Was kann Familienunternehmen, was ein Konzern nicht kann?
Florian Sieber: Also bei uns ist es die Nähe zwischen der Belegschaft. Das reicht vom Management bis hin zu den Kollegen im Lager oder in der Produktion. Wir haben eine extrem hohe Loyalität und eine extrem geringe Fluktuation, weil die Mitarbeitenden wissen, dass sie sich auf uns verlassen können – und andersherum. Das ist schon eine andere Art von Zusammenhalt, als ich es in einem Konzern erwarten würde. Bei uns ist ein hohes branchenspezifisches Know-how wichtig. Viele unserer Mitarbeiter*innen leben das Thema Spielwaren und sind seit 30 Jahren oder mehr im Unternehmen. Diese Expertise ist ein wesentlicher USP, sie macht uns als Familienunternehmen aus und ist ein Grund für unseren Erfolg.
Sie stehen dennoch, gerade bei der Einstellung von IT-Fachkräften, in einem starken Wettbewerb um Talente.
Felix Stork: Diese Challenge haben wir definitiv. Gerade im Digitalbereich geht es darum, schnell zu handeln. Auch hier haben Familienunternehmen wie unseres einen Vorteil: Die Entscheidungswege sind extrem kurz. Ich kann mit dem Management schnell über ein Thema sprechen und dann entscheiden wir, ob wir ein Risiko eingehen. Dazu muss ich nicht immer erst eine detaillierte Budgetplanung oder einen Businessplan vorlegen.

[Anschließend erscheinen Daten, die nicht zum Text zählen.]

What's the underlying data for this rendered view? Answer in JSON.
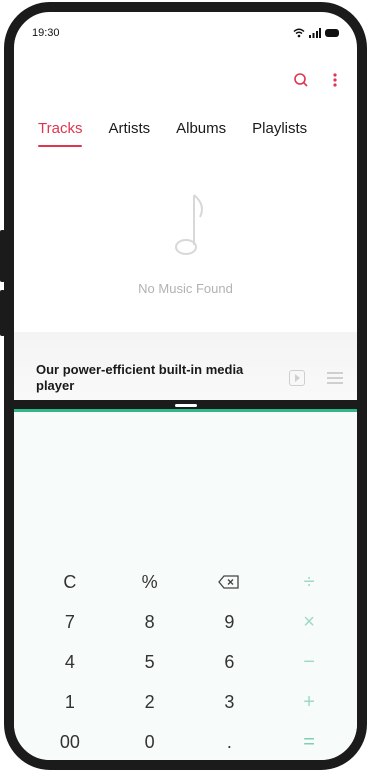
{
  "status_bar": {
    "time": "19:30",
    "icons": [
      "wifi-icon",
      "signal-icon",
      "battery-icon"
    ]
  },
  "toolbar": {
    "icons": [
      "search-icon",
      "more-icon"
    ]
  },
  "tabs": [
    {
      "label": "Tracks",
      "active": true
    },
    {
      "label": "Artists",
      "active": false
    },
    {
      "label": "Albums",
      "active": false
    },
    {
      "label": "Playlists",
      "active": false
    }
  ],
  "empty_state": {
    "icon": "music-note-icon",
    "text": "No Music Found"
  },
  "mini_player": {
    "title": "Our power-efficient built-in media player",
    "controls": [
      "play-icon",
      "playlist-icon"
    ]
  },
  "calculator": {
    "keys": [
      [
        "C",
        "%",
        "⌫",
        "÷"
      ],
      [
        "7",
        "8",
        "9",
        "×"
      ],
      [
        "4",
        "5",
        "6",
        "−"
      ],
      [
        "1",
        "2",
        "3",
        "+"
      ],
      [
        "00",
        "0",
        ".",
        "="
      ]
    ]
  },
  "colors": {
    "accent": "#e0354f",
    "operator": "#9fd9c6",
    "divider_accent": "#2fb98a"
  }
}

Florian Sieber: Wir wissen, was die Entscheidungen auf der operativen Ebene wirklich bewirken oder auslösen, weil wir ständig in engem Austausch mit den Leuten sind. Das ist ein großer Vorteil gegenüber Unternehmen, in denen fünf Hierarchieebenen dazwischenliegen und das, was unten gesagt wird, nie oben ankommt.
Die gesamte Spielwarenbranche durchschreitet nach dem Corona-Hoch derzeitig ein Tal. Das geht auch an Ihnen nicht vorbei. Mit welchen Konsequenzen?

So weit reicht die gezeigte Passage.